Sometimes, I conduct pull request reviews without actually checking out the code and running it locally. I can just look at it and think, "OK, I see what you did here. You're testing here. You didn't break anything. OK." That's acceptable and, actually, it's a great feeling.
Jill Farley:
This is probably the last question. We've talked a lot about the benefits to the development process and kind of gotten into the specifics of how to do it. I'm curious for anyone who's considering incorporating this into their process, are there key, you know, kind of maybe two to three benefits from a business perspective or a client perspective? Why take the time to do this? I can actually think of one from a business side. I was sort of the delivery manager on this project, and in layman's terms, the manual QA process on the client side, once we sort of demoed this work to them, was so much shorter. I mean, last year, when we weren't doing this, there was a lot more pressure on the human point and click testing, like Byron was saying, not just on our development team side but on the client side as well. So as they're reviewing the functionality and really testing our work to see if it's ready for prime time, the development of a safer testing process really decreased the amount that we found during the final QA phases. It was really nice to sit back at that point and say, "Yeah, we've covered all of our bases." So Ken, what would you say are the biggest business benefits to incorporating Cypress testing into a product?
Ken Rickard:
The biggest business benefits, I would say, are getting a better definition of what a feature actually does because the developers have to implement a test that covers that feature. This creates a good feedback loop with the product team regarding definition. Another significant factor that derails projects is either new feature requests that come in at inappropriate times or regressions caused by making one change that accidentally breaks multiple things we were unaware of. You witnessed such incidents in past projects when we didn't have test coverage, but now we don't have to deal with that anymore. Those are the big ones.
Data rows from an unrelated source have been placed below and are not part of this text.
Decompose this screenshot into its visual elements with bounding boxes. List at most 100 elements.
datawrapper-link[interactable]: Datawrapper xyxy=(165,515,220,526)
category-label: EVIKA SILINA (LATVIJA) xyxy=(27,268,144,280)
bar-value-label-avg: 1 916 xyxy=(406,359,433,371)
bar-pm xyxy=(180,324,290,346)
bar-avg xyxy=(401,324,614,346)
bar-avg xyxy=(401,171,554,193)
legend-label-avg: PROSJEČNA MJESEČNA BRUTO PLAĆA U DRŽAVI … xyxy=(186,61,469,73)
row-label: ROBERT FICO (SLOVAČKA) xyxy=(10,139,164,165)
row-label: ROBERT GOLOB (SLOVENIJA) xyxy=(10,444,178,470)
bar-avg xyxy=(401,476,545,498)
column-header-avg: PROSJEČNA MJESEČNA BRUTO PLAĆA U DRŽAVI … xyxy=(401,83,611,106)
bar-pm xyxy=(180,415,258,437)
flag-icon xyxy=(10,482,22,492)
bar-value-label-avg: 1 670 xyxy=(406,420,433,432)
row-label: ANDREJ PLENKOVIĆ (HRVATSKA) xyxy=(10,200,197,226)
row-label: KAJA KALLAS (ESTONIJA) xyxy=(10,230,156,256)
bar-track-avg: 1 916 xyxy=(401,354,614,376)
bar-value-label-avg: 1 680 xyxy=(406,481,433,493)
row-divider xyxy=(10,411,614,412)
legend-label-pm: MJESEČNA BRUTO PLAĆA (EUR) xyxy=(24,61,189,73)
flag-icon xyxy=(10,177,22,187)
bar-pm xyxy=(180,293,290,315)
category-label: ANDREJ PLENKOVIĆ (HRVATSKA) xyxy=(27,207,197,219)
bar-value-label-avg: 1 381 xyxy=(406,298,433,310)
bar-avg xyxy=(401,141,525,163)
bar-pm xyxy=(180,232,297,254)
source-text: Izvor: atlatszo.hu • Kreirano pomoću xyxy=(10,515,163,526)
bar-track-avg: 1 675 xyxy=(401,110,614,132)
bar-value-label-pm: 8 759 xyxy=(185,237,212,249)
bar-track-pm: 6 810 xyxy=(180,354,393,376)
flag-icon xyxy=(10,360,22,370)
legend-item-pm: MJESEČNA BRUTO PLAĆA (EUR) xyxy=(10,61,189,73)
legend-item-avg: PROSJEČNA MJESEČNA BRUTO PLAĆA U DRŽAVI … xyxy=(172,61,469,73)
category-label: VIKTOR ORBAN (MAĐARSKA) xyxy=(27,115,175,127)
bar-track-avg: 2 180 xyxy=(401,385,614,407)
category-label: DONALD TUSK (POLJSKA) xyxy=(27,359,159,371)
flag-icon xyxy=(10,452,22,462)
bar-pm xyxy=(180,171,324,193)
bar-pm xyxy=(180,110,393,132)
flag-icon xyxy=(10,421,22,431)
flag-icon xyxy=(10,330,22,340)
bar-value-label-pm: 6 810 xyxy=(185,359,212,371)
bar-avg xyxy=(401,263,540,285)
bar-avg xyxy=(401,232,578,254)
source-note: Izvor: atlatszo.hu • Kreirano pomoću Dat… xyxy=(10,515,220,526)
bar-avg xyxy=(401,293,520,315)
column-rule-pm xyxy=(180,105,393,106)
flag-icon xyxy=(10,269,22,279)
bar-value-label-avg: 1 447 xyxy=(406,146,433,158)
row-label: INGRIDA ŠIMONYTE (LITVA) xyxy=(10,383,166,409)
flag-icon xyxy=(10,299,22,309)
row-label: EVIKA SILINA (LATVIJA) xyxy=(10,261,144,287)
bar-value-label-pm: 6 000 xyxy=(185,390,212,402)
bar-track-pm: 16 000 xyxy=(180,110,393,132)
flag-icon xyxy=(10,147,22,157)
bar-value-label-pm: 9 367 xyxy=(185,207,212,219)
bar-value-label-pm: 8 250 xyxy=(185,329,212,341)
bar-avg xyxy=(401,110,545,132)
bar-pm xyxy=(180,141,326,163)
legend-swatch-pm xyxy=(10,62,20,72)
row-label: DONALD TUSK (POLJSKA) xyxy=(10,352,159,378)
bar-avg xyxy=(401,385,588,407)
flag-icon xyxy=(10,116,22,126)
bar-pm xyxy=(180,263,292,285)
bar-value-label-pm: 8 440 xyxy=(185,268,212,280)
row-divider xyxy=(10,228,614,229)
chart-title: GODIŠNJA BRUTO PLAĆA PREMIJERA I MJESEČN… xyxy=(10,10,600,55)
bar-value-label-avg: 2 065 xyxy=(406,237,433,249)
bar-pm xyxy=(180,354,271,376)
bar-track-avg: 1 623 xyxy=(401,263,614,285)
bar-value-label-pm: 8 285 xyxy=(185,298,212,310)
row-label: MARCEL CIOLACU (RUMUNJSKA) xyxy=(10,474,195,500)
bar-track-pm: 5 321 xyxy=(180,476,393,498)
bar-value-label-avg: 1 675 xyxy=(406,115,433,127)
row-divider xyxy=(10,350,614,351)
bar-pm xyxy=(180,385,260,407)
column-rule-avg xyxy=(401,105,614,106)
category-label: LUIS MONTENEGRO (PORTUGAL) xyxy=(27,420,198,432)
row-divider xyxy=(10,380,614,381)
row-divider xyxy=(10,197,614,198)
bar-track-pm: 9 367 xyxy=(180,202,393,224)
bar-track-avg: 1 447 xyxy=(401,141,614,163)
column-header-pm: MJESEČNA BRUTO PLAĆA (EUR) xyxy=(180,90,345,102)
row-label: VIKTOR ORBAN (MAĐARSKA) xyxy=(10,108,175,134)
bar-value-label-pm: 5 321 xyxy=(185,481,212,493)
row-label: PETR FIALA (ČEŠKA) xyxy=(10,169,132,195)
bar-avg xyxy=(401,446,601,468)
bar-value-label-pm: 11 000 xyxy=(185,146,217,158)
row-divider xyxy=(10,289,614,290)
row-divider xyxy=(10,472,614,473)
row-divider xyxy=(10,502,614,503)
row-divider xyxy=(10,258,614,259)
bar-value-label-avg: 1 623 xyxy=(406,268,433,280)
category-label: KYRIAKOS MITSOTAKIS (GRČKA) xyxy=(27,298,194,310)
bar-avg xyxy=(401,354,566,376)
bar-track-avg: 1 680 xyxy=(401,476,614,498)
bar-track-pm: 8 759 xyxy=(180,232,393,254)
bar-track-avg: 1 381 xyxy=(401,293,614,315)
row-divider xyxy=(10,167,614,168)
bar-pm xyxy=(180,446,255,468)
It also occurred to me, as you were talking about the client, that one of the nice things about Cypress is that it records all the tests it runs and generates video files. Although we didn't share those with the client, we could have sent them the videos and said, "Okay, we just finished this feature. Here's how it plays. Can you make sure this covers all your scenarios?" They could watch the video and provide feedback. This potential is significant from a business standpoint because it allows for various asynchronous testing. It's funny because when you play back the Cypress videos, you actually have to set them to play at around 1/4 speed, otherwise, it's hard to follow along.
Jill Farley:
So that question I had about does this slow us down? It sounds like we make up the time.
Ken Rickard:
Oh, we definitely make up the time. Yeah, most definitely, again, just in in catching regressions.
Jill Farley:
So, business benefits we've got: saving the client time and heartache on the final QA, we've got getting to a better definition of what a feature does, safeguard against regression. Byron, do you have any other thoughts on the sort of business benefits of Cypress?
Byron Duvall:
I think that pretty well sums it up. I don't think I would add anything to that list, that's pretty comprehensive.
Ken Rickard:
I mean, it's a little selfish to say, but I think it made us better developers, because you have to think through all of the implications of things.
Jill Farley:
Well, I think that's a great statement to end this conversation on. You both feel as though you're now better developers because of this experience. Thank you both!
Hopefully, this gave everyone an idea of how we went about it, some things to plan for, and a bit of guidance on how to approach introducing Cypress into your process. Thank you both so much for your time, and happy Cypress testing!